I think the features you named are too central to useful intelligence to be eliminated.

Billy Brown wrote:
> If we are going to write a seed AI, then I agree with you that it is
> absolutely critical that its goal system function on a purely rational
> basis. There is no way a group of humans is going to impose durable
> artificial constraints on a self-modifying system of that complexity.

Hallelujah, I finally found someone sane! Yes, that's it exactly.

> However, this only begs the question - why build a seed AI?
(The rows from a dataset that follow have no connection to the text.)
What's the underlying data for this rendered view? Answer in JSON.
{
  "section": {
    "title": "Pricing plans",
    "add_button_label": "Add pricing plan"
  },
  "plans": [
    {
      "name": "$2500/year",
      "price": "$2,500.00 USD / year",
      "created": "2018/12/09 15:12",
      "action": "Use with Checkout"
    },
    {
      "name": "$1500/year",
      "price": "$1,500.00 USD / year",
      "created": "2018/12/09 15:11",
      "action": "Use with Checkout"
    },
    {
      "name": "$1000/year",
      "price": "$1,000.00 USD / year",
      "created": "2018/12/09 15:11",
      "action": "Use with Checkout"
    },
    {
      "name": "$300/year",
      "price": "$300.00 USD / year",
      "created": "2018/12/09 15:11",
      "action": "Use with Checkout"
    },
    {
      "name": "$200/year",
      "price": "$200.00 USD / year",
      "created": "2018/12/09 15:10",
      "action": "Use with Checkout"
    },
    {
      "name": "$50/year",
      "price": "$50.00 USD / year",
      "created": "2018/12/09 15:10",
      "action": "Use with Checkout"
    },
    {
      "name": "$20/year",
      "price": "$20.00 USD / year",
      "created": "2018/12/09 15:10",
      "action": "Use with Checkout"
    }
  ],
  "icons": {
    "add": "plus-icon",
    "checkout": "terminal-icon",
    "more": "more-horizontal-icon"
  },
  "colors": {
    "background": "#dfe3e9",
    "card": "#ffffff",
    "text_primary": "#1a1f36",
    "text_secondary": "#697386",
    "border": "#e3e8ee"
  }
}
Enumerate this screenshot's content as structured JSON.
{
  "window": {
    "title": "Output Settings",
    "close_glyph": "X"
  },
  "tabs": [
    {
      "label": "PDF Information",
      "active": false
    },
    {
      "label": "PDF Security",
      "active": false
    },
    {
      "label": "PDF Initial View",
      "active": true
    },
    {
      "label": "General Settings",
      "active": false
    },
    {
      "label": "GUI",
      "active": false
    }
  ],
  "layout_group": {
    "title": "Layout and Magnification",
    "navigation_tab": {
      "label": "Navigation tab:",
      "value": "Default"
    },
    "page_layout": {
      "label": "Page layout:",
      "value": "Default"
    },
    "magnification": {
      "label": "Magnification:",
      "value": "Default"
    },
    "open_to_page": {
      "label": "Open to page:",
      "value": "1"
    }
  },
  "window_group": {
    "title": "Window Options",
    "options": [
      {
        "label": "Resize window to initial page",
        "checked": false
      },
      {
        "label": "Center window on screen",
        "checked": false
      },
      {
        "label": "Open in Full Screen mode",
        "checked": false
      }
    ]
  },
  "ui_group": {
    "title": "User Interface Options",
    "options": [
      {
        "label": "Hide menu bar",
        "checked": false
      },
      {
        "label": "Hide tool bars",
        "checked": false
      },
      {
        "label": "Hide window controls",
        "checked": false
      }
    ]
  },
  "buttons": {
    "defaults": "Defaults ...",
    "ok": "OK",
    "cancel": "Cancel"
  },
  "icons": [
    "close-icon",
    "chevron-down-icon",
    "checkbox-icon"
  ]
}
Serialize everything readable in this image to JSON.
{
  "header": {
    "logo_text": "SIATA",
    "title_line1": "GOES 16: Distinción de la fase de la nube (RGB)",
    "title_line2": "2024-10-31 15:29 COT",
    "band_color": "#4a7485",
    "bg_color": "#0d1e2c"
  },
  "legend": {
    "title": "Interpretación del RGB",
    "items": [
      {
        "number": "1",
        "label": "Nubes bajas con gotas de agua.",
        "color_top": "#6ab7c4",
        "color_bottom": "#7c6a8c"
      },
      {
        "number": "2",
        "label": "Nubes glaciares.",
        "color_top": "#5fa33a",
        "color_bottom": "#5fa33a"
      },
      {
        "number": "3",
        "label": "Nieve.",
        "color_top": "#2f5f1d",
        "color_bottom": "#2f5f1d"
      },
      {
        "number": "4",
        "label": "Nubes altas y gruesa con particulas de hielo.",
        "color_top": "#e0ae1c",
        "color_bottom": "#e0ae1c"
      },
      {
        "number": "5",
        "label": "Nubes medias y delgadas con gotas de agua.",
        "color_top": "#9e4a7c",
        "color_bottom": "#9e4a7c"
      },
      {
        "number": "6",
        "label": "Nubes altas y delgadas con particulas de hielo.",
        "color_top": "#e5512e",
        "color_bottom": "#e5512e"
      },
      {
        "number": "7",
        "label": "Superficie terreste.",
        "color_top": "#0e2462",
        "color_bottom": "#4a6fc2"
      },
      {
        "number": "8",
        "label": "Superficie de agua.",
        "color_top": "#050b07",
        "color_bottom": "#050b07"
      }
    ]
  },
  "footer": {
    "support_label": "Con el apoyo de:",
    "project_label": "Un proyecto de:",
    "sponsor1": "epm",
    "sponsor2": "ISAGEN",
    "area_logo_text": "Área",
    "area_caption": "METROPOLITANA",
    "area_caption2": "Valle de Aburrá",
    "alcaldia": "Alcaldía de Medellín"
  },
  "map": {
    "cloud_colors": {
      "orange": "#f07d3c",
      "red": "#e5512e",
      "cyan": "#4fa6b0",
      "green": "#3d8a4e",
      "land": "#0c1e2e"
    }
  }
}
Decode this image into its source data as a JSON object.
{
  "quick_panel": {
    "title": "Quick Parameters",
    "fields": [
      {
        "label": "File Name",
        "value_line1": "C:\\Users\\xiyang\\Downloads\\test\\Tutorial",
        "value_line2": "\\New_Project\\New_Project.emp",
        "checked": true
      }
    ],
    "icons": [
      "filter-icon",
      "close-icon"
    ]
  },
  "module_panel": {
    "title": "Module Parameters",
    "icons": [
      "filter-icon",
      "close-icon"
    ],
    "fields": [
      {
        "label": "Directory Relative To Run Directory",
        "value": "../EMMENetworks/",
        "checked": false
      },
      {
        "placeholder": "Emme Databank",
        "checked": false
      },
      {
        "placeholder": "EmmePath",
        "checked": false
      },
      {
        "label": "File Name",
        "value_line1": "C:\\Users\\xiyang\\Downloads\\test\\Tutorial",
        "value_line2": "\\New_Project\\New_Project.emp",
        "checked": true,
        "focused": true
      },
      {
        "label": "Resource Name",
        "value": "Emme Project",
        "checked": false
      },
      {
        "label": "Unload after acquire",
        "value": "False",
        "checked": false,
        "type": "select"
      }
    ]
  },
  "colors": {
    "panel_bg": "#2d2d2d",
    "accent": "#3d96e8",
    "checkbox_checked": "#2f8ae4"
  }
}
Primarily to beat the nanotechnologists. If nuclear war doesn't get us in Y2K, grey goo will get us a few years later. (I can't even try to slow it down... that just puts it in Saddam Hussein's hands instead of Zyvex's.)

> More specifically, why attempt to create a sentient, self-enhancing entity?
> Not only is this an *extremely* dangerous undertaking,

Someone's going to do it eventually, especially if the source code of a crippleware version is floating around, and certainly if the good guys do nothing for a few decades. The key safety question is not _if_, but _when_ (and _who_!).

> but it requires that
> we solve the Hard Problem of Sentience using merely human mental faculties.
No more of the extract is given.